La settimana finanziaria è stata segnata, fra le altre cose, dalle trimestrali delle banche statunitensi che sono spesso degli ottimi indicatori dell’andamento del mercato bancario e in generale sullo stato dell’economia.

Su quest’ultimo fronte, i risultati dei principali istituti di credito Usa dimostrano come il mercato dei consumi sia ripartito. Con la liquidità disponibile, perché risparmiata o perché fornita dallo stato tramite sussidi, i cittadini statunitensi vanno al ristorante, prenotano le vacanze, fanno shopping. Lo dimostrano i dati delle carte di credito di Jp Morgan e Citi: la prima ha registrato una spesa per 223,7 miliardi di dollari, la seconda per 151,1 miliardi. In entrambi i casi si tratta di valori superiori al periodo pre-pandemico. Numeri significativi anche perché il settore dei pagamenti è quello più presidiato dal mondo fintech, ma le banche americane sembrano tenere il colpo. E questo non può che essere un segnale anche per gli istituti europei.

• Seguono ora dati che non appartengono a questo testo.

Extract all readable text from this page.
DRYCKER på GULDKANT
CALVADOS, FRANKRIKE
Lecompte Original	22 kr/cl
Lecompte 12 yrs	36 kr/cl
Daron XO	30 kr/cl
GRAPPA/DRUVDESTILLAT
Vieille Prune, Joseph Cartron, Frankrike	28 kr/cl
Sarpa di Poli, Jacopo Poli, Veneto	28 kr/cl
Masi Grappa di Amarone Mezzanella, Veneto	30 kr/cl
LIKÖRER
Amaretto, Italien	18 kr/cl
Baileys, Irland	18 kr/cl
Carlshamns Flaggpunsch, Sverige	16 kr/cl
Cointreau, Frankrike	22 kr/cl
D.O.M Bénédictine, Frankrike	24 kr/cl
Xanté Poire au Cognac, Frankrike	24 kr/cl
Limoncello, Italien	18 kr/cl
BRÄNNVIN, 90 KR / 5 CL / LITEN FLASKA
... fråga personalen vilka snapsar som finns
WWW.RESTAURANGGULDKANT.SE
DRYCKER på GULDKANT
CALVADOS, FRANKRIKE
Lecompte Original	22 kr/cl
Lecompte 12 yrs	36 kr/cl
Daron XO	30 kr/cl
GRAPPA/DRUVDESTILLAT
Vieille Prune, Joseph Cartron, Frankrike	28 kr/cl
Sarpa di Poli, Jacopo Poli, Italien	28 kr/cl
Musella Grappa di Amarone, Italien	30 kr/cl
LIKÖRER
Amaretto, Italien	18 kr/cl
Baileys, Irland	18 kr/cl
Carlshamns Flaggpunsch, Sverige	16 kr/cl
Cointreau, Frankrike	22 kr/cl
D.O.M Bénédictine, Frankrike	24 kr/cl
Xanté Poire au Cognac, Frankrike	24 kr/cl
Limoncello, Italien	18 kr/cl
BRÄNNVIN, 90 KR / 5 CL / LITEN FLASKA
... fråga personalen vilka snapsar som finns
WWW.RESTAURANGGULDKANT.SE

Dove invece perdono terreno è nel lending, soprattutto consumer. A marzo 2021 il debito totale delle carte di debito negli usa era di 749 miliardi, a gennaio 2020 era pari a 913 miliardi. Un gap ancora notevole che si riflette sui conti. JPMorgan, ad esempio, ha registrato nel trimestre profitti per 11,95 miliardi di dollari – più che raddoppiati – ma ricavi per 30,48 miliardi, in calo dell’8%, come risultato di minori margini sui prestiti e anche sul trading. Qui la volatilità – o l’eccessiva calma – dei mercati ha schiacciato i rendimenti, soprattutto nel reddito fisso. Citi, ad esempio, ha visto i ricavi dal trading scendere le 33% dal record dello scorso anno, Goldman Sachs del 32% a 4,9 miliardi e JPMorgan del 30% a 6,79 miliardi.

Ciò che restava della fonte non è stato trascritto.